Centrale Raad van Beroep
Op 19 februari 2019 heeft de Centrale Raad van Beroep uitspraak gedaan in een hoger beroep tegen de rechtbank Midden-Nederland. De zaak betreft een afwijzing van een aanvraag om bijzondere bijstand door het college van burgemeester en wethouders van Utrecht. Appellante, die van Alkmaar naar Utrecht was verhuisd, had eerder bijzondere bijstand ontvangen van de gemeente Alkmaar voor de inrichting van haar woning. De aanvraag van appellante voor aanvullende bijstand voor inrichtingskosten werd afgewezen omdat zij al een aanzienlijk bedrag had ontvangen voor deze kosten.

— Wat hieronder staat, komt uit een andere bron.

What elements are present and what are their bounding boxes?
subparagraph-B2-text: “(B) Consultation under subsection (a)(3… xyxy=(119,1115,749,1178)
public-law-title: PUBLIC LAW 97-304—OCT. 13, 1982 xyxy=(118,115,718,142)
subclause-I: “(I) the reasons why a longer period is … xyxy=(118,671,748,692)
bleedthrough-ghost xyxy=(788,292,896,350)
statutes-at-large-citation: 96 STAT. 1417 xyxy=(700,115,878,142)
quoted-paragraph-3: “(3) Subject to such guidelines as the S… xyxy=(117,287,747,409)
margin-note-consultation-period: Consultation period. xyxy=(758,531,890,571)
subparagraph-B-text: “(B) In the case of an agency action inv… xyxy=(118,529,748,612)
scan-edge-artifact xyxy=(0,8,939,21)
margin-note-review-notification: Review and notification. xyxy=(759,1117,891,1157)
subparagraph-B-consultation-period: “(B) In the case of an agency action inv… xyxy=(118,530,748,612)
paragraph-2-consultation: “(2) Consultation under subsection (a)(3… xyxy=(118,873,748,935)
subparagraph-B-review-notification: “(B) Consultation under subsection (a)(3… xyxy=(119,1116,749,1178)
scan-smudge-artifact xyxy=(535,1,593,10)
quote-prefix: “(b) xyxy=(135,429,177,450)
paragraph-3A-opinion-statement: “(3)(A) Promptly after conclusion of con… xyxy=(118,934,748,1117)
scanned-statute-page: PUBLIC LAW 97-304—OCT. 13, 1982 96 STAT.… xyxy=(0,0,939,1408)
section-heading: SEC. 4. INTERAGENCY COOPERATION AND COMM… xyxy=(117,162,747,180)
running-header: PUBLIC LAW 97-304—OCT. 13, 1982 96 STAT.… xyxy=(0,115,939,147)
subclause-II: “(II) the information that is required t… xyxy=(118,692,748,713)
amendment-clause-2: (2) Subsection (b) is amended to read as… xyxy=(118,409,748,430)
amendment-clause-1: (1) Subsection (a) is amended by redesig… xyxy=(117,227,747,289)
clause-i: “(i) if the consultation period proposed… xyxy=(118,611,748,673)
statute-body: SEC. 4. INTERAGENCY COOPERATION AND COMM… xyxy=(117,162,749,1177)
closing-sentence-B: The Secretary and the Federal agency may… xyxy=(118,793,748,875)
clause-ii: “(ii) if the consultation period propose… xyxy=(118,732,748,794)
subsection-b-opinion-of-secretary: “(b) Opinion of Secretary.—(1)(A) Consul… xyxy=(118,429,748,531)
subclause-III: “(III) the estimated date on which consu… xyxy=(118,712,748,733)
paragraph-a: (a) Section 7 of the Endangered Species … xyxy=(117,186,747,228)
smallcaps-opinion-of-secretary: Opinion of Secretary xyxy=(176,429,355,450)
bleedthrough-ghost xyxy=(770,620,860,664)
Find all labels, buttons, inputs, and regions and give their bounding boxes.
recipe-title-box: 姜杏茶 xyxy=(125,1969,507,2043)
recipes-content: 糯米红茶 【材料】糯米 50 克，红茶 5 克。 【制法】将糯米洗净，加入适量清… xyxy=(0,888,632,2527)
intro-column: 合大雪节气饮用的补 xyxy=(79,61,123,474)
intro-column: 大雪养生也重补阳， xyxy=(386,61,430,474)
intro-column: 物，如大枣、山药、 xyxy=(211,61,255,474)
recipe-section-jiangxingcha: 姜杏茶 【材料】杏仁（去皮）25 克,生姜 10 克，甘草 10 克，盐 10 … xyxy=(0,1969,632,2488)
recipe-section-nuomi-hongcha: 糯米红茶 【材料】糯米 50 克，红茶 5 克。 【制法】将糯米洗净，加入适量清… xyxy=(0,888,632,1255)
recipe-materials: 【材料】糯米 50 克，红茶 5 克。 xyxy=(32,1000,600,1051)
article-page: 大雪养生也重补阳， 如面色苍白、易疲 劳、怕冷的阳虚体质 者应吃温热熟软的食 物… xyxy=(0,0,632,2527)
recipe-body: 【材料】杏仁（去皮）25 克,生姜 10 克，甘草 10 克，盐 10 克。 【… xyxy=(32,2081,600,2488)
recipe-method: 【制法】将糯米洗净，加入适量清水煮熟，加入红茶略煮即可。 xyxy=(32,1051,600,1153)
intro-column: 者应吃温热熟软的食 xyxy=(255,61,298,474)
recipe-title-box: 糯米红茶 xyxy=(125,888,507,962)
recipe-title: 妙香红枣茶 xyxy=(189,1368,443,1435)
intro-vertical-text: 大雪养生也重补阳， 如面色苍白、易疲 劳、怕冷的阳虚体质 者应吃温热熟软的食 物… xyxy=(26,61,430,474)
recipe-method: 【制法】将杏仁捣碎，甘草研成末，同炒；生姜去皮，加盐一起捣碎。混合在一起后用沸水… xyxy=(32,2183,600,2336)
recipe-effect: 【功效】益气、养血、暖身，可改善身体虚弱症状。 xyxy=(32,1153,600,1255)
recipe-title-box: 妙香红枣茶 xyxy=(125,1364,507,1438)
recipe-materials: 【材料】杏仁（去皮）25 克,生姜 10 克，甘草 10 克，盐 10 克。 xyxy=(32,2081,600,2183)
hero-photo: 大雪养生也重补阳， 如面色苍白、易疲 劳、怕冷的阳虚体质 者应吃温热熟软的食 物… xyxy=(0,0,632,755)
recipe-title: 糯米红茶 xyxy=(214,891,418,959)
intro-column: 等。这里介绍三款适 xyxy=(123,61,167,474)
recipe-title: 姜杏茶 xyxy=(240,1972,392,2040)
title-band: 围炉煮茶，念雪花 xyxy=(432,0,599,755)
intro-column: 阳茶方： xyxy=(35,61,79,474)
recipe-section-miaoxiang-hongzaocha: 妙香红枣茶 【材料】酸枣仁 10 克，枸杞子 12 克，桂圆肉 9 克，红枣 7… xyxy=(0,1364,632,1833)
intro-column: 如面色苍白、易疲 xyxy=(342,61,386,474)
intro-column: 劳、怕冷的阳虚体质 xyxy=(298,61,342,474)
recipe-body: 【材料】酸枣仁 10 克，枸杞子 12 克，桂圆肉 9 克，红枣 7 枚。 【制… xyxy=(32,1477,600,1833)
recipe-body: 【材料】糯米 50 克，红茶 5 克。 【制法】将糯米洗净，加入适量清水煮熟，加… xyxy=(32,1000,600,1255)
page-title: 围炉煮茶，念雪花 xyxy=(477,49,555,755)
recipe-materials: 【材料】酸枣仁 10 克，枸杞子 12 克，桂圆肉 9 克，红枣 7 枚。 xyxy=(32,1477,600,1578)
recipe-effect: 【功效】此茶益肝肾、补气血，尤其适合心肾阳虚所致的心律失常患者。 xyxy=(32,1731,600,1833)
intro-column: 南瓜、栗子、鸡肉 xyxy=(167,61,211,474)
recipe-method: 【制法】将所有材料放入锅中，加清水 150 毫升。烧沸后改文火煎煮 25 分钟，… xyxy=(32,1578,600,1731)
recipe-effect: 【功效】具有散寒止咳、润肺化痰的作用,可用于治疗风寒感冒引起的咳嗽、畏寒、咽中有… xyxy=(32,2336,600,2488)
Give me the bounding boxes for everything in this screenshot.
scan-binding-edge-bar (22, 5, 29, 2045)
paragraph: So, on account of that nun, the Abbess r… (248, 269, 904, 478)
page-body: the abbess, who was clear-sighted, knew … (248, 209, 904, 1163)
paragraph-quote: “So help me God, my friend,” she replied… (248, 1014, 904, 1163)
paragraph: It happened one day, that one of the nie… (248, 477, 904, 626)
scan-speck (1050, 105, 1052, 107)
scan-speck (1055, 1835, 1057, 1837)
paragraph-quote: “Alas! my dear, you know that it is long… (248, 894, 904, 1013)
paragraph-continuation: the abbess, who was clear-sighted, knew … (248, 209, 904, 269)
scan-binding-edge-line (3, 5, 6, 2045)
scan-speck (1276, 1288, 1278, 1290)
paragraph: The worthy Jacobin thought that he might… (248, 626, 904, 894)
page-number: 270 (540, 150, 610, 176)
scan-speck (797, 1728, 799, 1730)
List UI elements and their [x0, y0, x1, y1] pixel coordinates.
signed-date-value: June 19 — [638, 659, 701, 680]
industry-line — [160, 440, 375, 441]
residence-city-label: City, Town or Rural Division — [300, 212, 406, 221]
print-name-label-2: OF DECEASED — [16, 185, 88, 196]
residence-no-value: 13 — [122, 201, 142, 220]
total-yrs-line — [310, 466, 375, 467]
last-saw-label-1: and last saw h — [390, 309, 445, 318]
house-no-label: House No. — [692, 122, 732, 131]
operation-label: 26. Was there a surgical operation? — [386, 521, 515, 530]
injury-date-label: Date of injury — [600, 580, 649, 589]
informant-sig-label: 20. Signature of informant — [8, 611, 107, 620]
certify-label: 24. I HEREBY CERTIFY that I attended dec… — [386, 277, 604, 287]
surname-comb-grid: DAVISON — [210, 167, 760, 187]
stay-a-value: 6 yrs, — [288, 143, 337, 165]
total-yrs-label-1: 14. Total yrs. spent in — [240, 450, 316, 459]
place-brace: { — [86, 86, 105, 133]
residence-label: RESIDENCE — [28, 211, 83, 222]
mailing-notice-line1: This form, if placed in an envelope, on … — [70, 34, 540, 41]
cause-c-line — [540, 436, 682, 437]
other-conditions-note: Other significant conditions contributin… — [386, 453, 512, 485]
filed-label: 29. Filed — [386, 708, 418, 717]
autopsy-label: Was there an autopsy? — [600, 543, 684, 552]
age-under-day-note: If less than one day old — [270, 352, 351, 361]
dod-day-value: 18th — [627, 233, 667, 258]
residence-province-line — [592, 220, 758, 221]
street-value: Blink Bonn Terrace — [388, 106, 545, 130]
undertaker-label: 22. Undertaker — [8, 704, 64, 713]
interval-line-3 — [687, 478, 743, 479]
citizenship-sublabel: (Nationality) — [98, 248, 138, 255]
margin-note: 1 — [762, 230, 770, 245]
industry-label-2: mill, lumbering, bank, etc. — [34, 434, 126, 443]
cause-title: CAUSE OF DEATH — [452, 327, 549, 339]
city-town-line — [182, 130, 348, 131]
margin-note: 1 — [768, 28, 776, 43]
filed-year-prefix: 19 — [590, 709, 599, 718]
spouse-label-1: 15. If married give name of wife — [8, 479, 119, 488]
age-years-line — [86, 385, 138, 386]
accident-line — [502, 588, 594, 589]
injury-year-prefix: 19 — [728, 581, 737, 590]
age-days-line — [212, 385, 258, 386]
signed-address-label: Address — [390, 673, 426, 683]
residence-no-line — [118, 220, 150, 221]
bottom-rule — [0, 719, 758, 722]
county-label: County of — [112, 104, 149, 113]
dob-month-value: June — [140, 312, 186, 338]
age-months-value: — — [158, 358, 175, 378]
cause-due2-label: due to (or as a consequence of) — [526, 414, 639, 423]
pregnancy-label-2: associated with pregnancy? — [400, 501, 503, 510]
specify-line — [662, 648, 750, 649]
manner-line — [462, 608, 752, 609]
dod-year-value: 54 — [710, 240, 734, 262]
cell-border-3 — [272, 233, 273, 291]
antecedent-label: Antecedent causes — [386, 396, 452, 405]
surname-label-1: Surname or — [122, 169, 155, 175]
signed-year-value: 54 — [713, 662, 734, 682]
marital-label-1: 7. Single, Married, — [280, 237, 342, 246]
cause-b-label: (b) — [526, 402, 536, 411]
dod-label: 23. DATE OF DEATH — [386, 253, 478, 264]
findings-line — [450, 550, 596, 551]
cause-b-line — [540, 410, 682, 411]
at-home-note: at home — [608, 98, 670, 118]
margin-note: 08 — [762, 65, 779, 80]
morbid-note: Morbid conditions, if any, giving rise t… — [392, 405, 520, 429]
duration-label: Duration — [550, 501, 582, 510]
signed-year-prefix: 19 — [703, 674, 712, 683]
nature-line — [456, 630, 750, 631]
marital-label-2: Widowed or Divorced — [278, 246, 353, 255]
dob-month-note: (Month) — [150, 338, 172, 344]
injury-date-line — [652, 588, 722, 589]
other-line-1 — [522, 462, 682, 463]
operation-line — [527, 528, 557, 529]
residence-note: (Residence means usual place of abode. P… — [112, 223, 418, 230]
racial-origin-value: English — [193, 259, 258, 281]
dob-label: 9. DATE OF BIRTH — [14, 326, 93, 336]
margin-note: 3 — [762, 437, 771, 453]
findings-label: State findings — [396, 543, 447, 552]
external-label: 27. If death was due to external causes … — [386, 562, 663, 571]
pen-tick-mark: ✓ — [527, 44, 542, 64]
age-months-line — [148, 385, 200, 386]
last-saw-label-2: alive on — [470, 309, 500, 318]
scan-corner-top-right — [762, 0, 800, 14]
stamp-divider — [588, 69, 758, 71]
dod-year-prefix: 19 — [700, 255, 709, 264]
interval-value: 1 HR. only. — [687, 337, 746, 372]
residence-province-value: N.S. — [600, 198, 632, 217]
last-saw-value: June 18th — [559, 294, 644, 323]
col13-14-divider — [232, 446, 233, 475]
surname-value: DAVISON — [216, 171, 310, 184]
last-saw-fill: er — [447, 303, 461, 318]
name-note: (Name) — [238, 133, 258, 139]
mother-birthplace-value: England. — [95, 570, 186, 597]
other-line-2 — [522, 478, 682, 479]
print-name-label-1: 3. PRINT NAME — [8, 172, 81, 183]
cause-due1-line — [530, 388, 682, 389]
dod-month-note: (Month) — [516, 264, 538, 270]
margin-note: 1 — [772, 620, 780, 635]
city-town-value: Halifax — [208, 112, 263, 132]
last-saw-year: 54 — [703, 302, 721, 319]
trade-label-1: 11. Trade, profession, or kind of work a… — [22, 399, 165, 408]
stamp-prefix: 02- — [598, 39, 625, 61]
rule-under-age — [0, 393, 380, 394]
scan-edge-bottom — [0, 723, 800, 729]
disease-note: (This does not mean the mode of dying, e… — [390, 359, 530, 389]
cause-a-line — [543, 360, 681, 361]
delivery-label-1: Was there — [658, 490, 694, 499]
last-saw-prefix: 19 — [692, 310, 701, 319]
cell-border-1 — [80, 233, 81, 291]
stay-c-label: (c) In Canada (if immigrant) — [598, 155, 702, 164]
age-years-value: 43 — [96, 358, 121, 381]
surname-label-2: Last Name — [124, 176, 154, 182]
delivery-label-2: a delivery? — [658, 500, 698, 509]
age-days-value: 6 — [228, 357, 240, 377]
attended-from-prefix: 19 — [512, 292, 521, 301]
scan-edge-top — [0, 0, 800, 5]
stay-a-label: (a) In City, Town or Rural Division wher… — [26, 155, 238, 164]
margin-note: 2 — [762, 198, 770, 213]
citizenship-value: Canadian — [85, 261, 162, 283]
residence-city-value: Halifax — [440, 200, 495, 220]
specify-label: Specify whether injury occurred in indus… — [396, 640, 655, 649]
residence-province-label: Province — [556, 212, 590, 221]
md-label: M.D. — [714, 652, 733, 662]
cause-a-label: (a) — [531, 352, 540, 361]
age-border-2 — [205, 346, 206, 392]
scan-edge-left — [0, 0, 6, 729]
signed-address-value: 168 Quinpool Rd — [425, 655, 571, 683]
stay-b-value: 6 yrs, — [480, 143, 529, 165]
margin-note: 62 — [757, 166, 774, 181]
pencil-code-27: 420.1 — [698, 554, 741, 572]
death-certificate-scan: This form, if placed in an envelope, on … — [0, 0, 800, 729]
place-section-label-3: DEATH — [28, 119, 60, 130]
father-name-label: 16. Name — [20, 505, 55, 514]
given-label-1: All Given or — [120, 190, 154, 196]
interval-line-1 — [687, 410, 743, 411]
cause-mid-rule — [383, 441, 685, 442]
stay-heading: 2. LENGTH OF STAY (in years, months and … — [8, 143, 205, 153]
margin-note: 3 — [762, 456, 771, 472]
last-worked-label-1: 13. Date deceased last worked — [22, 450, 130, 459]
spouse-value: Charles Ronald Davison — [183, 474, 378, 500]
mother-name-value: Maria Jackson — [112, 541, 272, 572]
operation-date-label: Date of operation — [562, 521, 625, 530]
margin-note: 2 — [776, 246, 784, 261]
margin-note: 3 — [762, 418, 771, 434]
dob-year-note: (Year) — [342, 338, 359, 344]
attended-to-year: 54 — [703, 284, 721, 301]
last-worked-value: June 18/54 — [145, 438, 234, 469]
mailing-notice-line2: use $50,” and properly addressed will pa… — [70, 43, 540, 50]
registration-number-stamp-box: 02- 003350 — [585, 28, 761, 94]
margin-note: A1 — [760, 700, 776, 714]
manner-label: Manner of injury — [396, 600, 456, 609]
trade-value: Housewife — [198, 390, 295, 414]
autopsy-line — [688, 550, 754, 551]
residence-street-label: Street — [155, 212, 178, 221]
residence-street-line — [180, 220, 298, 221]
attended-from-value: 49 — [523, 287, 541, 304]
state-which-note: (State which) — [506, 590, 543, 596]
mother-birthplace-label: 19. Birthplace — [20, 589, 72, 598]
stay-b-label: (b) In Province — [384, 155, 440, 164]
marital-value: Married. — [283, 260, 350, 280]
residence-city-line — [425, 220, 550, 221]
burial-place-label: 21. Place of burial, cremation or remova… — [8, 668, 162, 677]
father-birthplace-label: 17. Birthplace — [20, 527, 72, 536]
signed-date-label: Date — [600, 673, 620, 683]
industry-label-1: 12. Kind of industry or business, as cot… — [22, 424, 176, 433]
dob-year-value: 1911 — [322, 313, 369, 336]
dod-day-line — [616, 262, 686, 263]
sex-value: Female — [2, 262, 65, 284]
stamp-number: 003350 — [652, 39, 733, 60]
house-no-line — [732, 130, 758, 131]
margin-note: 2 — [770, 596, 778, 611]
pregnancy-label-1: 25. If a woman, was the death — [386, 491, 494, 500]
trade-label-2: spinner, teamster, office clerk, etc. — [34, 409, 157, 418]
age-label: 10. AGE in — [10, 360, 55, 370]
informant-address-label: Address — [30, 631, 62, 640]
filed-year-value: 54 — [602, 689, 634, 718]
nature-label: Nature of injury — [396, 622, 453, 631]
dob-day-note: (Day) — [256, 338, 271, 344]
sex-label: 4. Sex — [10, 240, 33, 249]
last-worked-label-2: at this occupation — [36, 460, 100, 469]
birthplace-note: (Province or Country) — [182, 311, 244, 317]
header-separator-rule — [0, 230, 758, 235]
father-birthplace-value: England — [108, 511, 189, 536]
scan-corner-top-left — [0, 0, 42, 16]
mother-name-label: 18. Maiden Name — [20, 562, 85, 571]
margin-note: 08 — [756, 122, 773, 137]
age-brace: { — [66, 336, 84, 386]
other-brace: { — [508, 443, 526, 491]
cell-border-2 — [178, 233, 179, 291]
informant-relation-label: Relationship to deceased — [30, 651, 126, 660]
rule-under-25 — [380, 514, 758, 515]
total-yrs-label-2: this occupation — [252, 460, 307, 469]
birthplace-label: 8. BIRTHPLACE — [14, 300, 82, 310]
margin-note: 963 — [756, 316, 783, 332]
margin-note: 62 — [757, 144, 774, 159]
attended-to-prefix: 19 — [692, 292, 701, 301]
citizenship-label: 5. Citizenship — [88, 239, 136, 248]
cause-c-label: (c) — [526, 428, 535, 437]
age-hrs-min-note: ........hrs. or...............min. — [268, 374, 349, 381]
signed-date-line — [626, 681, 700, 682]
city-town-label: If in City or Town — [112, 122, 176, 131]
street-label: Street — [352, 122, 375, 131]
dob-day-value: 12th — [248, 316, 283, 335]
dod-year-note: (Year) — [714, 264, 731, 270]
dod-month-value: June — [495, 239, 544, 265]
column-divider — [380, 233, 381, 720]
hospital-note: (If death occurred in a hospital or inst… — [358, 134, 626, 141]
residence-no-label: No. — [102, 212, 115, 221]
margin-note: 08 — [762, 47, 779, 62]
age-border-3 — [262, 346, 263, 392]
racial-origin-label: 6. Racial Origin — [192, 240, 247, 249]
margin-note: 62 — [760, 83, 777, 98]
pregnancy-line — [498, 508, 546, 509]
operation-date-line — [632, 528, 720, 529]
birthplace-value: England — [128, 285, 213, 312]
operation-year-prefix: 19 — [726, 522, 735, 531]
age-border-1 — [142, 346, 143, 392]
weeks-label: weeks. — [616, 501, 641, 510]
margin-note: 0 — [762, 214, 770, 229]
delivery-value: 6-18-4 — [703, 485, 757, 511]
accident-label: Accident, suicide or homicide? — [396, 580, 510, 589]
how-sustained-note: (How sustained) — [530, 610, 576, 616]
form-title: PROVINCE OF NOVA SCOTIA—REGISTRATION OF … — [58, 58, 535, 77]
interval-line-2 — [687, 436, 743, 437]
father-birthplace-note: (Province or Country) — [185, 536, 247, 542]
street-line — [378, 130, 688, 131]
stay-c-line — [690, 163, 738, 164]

De rechtbank oordeelde dat er geen objectieve noodzaak was voor de extra kosten waarvoor appellante bijstand vroeg. De Centrale Raad bevestigde de uitspraak van de rechtbank en oordeelde dat de gronden die appellante in hoger beroep aanvoerde, een herhaling waren van eerdere argumenten die al gemotiveerd waren weerlegd. De Raad concludeerde dat de afwijzing van de aanvraag door het college in overeenstemming was met het gevoerde beleid en dat er geen aanleiding was voor een veroordeling in de proceskosten. De uitspraak werd in het openbaar gedaan.